Support and further validation of biomarkers can come from other areas, such as confirmation in SMA animal models. The assembly of biomarker networks of metabolites, proteins and transcripts based on statistical significance has the potential to be partially internally validating, as it may identify coordinated cellular or tissue physiologic strain of pathophysiologic importance not apparent from any single metabolite or platform of analysis. Further evaluation of identified candidates to understand their pathophysiologic relationship to SMN, or to the consequences of neuromuscular impairment, might be possible by further biomarker study with SMA patients in which muscle physiology outcome measures that conceptually describe the motor unit function and structure, or comparison to SMA animal models or to other disease control human populations. In particular, testing any hypothesis that a subset of these markers are primarily SMA-specific versus being consequences of secondary changes downstream of neuromuscular disease would be valuable for further study. However, it is important to emphasize that whether they are primary or secondary to SMA pathophysiology, any markers that strongly associate with SMA outcomes over time and replicate in different studies will be of great value in clinical trials and patient management.

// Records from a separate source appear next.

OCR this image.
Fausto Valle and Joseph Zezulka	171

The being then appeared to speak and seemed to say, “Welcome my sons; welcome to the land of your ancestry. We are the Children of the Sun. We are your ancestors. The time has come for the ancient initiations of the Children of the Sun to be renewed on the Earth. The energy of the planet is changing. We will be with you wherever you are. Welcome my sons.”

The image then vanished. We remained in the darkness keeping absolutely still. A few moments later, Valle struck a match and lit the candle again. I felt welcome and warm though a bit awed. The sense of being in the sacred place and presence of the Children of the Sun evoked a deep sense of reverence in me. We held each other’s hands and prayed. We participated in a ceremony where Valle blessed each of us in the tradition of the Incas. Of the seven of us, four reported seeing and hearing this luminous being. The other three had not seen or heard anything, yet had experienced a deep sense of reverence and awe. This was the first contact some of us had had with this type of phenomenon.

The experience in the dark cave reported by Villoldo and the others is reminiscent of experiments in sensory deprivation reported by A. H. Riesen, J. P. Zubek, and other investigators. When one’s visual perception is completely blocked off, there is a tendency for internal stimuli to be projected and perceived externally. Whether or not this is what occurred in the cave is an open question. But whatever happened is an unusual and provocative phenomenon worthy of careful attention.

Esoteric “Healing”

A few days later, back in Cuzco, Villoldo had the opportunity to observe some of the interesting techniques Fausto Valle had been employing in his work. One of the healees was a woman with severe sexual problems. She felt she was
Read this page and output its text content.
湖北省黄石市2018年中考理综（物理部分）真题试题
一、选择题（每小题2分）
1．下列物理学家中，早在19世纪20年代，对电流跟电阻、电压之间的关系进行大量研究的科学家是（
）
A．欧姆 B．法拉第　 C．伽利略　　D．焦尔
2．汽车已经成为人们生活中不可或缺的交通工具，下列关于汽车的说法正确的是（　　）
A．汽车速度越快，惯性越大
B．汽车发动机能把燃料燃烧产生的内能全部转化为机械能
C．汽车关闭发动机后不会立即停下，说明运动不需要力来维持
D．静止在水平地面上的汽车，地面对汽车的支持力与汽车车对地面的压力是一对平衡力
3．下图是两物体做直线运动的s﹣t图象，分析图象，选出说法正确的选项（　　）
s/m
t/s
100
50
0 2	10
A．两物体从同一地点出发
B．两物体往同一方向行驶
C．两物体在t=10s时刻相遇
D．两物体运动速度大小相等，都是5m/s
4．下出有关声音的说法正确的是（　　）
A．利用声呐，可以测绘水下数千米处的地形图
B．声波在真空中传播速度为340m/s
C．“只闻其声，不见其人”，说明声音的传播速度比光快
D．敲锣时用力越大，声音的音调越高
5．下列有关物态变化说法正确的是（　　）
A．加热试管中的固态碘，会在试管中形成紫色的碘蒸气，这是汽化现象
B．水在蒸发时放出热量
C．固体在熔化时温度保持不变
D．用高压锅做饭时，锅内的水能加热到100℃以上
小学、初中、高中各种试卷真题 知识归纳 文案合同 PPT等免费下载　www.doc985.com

Finally, once a subset of the markers is confirmed in other populations and prospective studies, efforts can be devised to determine if combining markers across platforms with SMA clinical characteristics could produce a multicomponent predictive model that has even stronger associations with SMA status or is possibly better able to predict outcomes or response to interventions. These types of markers have proven very powerful in the cancer field and with the emergence of new SMA drug trials, there is potential for developing information about multicomponent models for drug response and even stratify responder populations with some of these SMA candidate markers after they have been confirmed and shown to be responsive to therapy 
.This BforSMA project has generated a resource of protein and metabolite candidate biomarkers for future study. The effort has taken advantage of recent technological developments that enhance our ability to measure a broad range of proteins, metabolites and transcripts from a single blood sample; a well-characterized set of SMA subjects in whom function and age are independent; and the advanced bioinformatics and biostatistical resources necessary to support the project. The data and samples generated by this effort will be an important resource for the field and future studies, with the additional value of serving as a single visit ‘test run’ for an industry-style multicenter trial for several SMA clinical sites. The full dataset from the study will be made available to all investigators in an accessible format to be used as a resource to address the many questions raised by our findings.